SAN FRANCISCO Apple Inc. CEO Steve Jobs took the wraps off a revamped line of iPods on Tuesday and trumpeted a truce with NBC Universal that means the TV network will begin selling programs again on iTunes.
The product announcements were largely expected, and investors were less than energized by the news, sending Apple's shares down $4.96, or 3.1 percent, to $152.96 in afternoon trading.
The iPod upgrades Jobs revealed Tuesday in a theater in San Francisco include two slick new Nano models, oval-shaped devices that Jobs said are the thinnest iPods Apple has ever made. A $149 version comes with 8 gigabytes of memory; a 16-gigabyte version is $199.
The new models represent the incredible appetite for iPods Jobs said Apple has sold 160 million iPods since their introduction. But Apple has to work hard to differentiate them from the iPhone, Apple's cell phone/iPod/Internet device that threatens to cannibalize some of the demand for iPods.
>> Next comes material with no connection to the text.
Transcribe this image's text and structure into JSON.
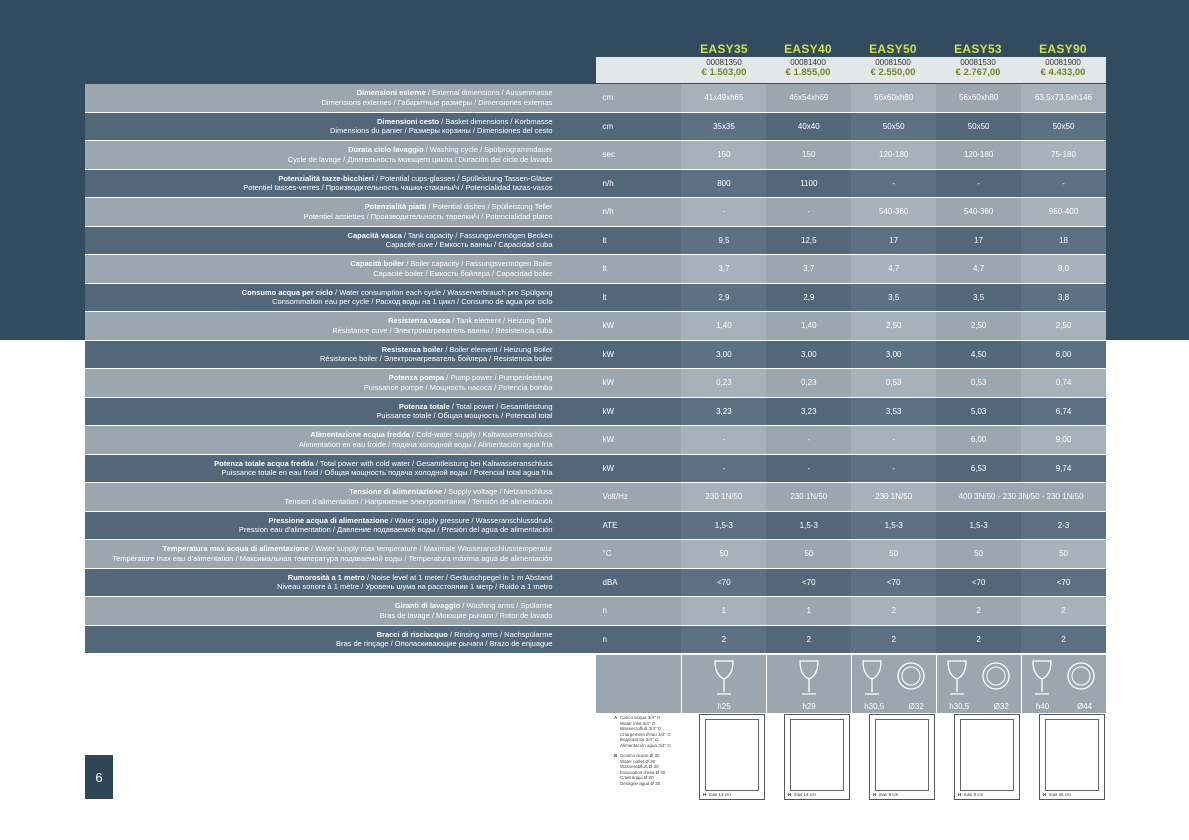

Jobs also showed off three new versions of the iPod Touch, the closest cousin to the iPhone. An 8-gigabyte version of the new model will sell for $229; a 16-gigabyte version will be $299 and a 32 GB model will be $399.
In the deal with NBC, the television network is coming back to iTunes, a year after pulling out in a dispute over the prices Apple charges for shows it sells on the online service. At that time, NBC Universal-controlled television programming made up an estimated 40 percent of the video downloads on iTunes.
Appearing thin but energetic, Jobs kicked off the event by flashing a snarky message on a screen behind him: "The reports of my death are greatly exaggerated."
Jobs played off a famous line from Mark Twain in referring to obituary preparedness on him that was accidentally posted by Bloomberg News and then retracted. News outlets regularly prepare obituary material on famous people.
Questions about Jobs' health swirled after he appeared gaunt at a recent Apple event. Apple has since said Jobs, 53, a survivor of pancreatic cancer, suffered from a bug and is better.